An unprecedented wave of trading activity swept through India, with transaction volumes increasing by roughly 50% on major crypto exchanges as Bitcoin and Ethereum plummeted to record low levels.
This isn’t the first time China has stated its opposition to the use of cryptocurrency. As the country’s anti-crypto stance was reaffirmed, many people panicked and sold their holdings, fearing a loss of profits or investments.
To sustain their gains, crypto investors were seen selling smaller asset holdings in the majority of situations. Long-term holders of digital assets were seen holding on to their assets and remaining calm, according to reports, while new investors were unsure of the prospective changes and fled their positions.
According to Shivam Thakral, the CEO of BuyUcoin, a cryptocurrency exchange,
“The largest sell-offs we’ve seen are in the biggest gainers as investors are likely to cash out their investments in assets like Cardano, Solana, Matic and the like.”
Despite the fact that Bitcoin experienced sell-offs, only a small minority of investors reduced their holdings in the cryptocurrency. Not to mention that the falling value of Bitcoin has attracted a large number of investors, leading to a large number of people selling their small-capital assets and investing in Bitcoin and Ethereum.
These sell-offs are likely to continue over the next several days, but the market will eventually stabilize, as it has done numerous times in the previous years.
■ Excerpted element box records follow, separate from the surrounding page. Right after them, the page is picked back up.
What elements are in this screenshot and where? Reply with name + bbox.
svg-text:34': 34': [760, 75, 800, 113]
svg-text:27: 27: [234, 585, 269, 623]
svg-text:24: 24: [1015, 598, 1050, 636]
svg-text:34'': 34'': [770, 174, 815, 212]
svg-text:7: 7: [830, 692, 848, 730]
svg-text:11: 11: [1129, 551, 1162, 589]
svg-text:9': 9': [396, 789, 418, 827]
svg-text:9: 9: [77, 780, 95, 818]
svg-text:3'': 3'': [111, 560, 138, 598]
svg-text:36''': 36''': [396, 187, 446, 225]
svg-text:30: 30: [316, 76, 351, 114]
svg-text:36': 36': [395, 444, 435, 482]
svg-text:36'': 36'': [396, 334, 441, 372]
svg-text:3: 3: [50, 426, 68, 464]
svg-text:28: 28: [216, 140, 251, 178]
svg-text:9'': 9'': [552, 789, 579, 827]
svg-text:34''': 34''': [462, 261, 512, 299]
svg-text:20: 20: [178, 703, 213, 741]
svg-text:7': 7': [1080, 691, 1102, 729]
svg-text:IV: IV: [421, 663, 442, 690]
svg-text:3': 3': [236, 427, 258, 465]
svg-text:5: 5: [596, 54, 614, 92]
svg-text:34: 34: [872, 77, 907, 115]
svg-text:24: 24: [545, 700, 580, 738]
China has done its bit in raising awareness among residents about the illegality of cryptocurrency in the country, and things could get better for crypto investors in the future if the government continues its efforts.
This might be viewed as a critical step because it allows the majority of weak hands to exit the market, thus making a place for new investors.
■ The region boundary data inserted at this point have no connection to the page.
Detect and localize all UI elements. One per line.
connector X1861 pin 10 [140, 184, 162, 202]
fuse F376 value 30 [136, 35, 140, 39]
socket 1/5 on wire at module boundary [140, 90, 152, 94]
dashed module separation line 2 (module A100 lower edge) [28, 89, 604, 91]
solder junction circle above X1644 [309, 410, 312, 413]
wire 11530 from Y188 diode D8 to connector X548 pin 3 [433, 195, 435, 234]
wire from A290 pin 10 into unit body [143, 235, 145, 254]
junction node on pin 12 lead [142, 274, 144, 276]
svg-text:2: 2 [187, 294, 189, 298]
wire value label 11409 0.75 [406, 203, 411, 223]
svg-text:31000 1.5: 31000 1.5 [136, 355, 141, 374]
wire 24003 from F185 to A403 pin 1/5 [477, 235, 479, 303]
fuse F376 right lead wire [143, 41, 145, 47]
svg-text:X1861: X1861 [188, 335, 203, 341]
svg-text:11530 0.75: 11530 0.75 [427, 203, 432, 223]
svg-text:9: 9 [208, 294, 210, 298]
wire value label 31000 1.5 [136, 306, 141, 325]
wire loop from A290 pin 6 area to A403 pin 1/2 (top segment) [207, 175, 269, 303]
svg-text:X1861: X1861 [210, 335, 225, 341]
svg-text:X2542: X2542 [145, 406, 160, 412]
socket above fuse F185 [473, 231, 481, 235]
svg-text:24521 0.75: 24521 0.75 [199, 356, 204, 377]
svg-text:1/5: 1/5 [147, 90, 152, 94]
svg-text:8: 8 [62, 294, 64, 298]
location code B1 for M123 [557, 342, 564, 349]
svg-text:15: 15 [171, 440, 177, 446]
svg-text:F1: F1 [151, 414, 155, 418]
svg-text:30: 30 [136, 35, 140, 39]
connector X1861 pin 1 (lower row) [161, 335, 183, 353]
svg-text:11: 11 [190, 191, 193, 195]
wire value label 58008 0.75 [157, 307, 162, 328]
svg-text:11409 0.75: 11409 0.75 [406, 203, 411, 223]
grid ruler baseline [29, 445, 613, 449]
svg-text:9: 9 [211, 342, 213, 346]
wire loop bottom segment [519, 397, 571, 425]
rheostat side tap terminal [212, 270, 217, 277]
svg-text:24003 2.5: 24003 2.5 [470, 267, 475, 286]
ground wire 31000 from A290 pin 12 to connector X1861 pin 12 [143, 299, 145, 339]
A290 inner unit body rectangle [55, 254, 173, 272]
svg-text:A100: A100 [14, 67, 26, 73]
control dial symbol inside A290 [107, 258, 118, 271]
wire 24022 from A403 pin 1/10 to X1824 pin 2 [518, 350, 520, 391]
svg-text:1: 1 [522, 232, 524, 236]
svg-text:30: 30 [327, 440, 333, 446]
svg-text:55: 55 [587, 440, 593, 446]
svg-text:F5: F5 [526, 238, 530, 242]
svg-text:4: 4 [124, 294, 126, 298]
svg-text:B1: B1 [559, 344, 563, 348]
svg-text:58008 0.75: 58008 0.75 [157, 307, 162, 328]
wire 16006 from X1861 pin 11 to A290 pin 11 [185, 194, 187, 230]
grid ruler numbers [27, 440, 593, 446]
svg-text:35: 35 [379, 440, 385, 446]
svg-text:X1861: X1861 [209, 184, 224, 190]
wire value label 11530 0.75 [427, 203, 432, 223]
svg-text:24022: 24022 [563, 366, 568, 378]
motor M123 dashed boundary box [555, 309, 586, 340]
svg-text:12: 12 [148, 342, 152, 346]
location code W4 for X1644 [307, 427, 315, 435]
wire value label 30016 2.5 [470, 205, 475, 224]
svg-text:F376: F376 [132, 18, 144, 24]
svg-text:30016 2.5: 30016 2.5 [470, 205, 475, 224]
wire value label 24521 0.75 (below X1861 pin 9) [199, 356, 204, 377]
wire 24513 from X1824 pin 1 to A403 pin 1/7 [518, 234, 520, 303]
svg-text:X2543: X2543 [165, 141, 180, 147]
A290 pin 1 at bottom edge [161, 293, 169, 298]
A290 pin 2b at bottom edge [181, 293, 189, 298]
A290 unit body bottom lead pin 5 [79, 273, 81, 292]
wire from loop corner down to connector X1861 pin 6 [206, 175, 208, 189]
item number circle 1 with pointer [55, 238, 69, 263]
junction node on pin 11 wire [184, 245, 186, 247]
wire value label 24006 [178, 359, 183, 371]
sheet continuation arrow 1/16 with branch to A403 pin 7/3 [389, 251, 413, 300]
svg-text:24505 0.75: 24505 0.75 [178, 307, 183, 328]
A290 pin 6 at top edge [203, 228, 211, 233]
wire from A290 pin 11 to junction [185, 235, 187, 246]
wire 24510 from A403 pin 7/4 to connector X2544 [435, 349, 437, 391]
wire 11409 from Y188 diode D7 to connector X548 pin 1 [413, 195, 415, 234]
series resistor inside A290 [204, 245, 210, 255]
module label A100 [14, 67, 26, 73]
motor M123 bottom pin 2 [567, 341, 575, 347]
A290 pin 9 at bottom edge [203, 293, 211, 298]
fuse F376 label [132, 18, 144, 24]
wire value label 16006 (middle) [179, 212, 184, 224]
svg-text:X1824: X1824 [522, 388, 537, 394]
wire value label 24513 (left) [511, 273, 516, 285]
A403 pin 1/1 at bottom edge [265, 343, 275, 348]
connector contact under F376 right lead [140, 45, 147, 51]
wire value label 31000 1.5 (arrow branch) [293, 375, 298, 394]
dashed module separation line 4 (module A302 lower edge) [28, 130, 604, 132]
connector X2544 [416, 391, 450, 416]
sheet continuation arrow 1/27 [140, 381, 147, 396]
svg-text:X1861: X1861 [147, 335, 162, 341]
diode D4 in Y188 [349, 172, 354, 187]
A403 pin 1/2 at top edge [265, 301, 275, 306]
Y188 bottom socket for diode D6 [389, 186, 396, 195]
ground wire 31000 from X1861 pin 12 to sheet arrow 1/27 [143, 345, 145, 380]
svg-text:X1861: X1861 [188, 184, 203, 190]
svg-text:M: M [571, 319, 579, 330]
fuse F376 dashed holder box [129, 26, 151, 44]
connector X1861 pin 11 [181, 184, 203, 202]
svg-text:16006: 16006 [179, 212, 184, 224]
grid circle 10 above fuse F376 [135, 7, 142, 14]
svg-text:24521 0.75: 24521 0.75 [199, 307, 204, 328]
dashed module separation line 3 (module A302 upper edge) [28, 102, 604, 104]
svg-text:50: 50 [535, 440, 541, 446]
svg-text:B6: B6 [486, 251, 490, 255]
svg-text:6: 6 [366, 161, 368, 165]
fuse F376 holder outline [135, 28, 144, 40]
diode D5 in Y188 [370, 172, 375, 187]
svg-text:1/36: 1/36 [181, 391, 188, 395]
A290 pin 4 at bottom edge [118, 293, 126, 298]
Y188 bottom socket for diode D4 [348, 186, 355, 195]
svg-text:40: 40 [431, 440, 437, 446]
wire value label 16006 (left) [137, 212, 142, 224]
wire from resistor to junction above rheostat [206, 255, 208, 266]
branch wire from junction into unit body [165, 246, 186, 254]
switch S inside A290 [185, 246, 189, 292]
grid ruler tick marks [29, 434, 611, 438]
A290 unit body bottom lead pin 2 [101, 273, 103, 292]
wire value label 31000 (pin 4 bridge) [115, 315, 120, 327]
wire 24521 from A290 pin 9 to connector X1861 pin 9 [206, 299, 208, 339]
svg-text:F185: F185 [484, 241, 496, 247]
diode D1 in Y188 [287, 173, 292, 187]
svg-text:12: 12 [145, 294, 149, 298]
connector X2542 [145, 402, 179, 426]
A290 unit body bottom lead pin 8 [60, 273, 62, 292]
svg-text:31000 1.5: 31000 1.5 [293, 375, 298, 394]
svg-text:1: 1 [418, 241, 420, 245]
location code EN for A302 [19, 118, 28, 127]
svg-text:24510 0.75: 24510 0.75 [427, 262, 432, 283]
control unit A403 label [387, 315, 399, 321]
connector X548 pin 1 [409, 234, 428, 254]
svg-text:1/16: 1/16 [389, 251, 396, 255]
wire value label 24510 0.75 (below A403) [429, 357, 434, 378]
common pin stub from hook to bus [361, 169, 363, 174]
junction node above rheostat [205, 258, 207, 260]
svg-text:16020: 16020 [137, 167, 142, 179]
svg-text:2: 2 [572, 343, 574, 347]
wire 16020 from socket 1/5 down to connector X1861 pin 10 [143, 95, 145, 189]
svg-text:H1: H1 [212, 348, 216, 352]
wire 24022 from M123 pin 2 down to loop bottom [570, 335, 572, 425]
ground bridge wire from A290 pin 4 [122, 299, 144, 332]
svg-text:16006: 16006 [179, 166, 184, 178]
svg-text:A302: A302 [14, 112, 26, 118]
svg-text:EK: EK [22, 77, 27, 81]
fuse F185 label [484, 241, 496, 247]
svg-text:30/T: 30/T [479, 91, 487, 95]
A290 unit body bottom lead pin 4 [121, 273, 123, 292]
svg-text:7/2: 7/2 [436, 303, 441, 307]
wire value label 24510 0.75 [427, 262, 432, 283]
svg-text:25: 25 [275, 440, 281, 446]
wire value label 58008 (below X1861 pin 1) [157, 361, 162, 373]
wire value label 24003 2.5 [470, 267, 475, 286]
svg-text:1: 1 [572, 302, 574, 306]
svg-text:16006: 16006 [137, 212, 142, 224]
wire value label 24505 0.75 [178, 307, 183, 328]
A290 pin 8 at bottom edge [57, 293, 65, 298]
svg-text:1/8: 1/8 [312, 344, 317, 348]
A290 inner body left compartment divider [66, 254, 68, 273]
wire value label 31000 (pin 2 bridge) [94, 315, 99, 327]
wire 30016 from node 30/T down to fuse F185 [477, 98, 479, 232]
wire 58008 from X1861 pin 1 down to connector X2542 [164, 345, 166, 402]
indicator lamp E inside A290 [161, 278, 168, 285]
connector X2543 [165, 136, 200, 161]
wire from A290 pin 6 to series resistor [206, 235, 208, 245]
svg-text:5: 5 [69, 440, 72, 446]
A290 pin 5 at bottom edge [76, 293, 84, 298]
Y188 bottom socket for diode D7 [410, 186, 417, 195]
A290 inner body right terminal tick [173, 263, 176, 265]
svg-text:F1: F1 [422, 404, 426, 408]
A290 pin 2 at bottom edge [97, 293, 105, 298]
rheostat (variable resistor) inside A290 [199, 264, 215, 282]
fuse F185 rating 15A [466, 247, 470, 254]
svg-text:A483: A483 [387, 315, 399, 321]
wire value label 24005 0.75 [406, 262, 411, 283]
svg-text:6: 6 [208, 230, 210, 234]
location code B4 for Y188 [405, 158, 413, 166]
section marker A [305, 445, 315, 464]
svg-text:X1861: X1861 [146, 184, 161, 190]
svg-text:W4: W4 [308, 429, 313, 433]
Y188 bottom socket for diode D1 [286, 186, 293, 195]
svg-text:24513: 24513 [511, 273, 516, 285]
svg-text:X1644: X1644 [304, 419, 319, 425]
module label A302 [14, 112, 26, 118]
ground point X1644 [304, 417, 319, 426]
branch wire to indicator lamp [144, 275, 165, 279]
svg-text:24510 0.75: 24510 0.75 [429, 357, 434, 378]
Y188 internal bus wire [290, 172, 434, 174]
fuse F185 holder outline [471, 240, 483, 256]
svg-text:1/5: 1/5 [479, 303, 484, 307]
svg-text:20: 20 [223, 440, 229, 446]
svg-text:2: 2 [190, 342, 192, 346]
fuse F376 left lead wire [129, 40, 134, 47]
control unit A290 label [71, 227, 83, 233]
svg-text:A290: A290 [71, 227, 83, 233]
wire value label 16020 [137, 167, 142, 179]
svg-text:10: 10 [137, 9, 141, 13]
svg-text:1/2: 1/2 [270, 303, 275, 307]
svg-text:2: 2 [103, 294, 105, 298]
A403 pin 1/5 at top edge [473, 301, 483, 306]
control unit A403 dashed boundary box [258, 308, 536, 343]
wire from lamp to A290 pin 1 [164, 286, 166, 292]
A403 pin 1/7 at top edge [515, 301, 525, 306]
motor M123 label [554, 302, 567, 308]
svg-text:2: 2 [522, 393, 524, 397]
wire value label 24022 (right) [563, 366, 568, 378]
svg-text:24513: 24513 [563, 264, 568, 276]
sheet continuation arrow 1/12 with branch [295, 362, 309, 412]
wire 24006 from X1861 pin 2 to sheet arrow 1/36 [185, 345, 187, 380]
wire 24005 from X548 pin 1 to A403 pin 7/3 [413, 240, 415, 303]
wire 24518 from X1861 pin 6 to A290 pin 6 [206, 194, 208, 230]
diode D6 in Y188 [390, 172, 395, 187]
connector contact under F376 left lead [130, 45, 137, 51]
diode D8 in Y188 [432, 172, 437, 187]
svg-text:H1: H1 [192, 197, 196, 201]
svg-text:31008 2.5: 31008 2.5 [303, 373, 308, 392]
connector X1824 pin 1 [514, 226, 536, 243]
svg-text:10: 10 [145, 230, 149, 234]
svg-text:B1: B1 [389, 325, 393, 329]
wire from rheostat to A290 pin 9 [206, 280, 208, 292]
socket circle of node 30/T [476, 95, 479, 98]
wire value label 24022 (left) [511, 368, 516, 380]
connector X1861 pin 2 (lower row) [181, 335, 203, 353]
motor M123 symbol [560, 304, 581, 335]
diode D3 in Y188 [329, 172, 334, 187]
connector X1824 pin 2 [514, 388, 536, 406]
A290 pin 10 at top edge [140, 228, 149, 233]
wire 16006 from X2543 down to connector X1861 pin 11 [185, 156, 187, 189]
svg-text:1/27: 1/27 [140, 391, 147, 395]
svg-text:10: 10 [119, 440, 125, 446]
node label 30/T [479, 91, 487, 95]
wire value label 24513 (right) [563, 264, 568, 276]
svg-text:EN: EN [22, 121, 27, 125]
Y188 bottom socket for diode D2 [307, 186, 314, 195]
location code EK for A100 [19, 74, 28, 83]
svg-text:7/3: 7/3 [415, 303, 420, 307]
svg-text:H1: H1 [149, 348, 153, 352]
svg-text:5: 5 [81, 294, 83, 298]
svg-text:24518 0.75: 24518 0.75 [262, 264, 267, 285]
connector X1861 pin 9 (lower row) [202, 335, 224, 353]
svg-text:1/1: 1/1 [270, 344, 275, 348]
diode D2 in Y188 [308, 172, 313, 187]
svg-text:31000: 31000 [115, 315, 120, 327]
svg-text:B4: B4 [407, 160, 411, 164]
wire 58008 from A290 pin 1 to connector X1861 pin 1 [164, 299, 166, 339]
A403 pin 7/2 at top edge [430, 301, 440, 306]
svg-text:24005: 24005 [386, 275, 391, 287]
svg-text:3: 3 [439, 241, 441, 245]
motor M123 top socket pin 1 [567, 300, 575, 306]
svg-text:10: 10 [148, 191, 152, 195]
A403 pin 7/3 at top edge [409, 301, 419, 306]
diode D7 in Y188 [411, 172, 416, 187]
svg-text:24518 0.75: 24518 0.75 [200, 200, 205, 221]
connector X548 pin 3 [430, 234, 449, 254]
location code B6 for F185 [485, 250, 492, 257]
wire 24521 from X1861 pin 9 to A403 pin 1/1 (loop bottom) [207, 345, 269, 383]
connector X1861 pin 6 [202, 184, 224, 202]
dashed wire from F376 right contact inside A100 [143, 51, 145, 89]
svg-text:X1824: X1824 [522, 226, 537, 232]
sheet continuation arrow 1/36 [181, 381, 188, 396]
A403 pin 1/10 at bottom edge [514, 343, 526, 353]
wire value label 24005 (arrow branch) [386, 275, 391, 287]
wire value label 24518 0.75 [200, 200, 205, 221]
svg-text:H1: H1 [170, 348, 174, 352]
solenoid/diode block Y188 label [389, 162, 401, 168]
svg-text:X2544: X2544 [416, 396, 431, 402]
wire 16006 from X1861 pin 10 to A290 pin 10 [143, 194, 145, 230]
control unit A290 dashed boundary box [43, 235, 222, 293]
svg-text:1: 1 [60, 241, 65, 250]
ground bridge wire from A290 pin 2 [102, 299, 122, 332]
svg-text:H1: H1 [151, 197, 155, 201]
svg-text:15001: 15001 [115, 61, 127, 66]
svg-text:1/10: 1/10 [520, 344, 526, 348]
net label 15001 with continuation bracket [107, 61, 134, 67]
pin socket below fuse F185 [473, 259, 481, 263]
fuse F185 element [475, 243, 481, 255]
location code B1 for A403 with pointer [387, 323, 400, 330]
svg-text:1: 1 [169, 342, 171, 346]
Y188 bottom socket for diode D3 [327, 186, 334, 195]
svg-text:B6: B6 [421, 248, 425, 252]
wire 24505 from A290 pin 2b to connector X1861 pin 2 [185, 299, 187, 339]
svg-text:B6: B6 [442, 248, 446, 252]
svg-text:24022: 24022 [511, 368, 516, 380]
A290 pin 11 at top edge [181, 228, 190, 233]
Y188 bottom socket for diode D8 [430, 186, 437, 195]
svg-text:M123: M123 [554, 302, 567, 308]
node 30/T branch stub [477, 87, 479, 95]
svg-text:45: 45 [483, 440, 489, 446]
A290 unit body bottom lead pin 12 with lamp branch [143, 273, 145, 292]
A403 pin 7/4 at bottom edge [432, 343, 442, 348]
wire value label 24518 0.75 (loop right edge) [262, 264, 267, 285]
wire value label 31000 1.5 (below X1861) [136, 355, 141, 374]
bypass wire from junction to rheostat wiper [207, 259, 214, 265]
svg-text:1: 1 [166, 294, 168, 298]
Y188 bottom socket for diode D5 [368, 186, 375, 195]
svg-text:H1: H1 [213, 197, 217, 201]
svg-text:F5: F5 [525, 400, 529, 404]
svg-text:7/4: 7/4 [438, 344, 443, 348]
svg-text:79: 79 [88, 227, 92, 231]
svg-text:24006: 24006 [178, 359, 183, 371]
Institutional investors have already chosen their assets and placed their bets on them, but according to George Zarya, chief executive of digital asset brokerage and exchange Bequant, the retail market may be on the verge of picking up steam.
He noted,
“For the institutional crypto industry, it won’t change much as those who could leave have already left and those who couldn’t have either closed or gone under the radar. The retail market, most likely, has gone under the radar and will continue to support market volumes.”
As things stand now, retail investors may have to wait a while to gain traction. While the market waits for Bitcoin to recover, it may take some time for it to return to its previous level of $45,000.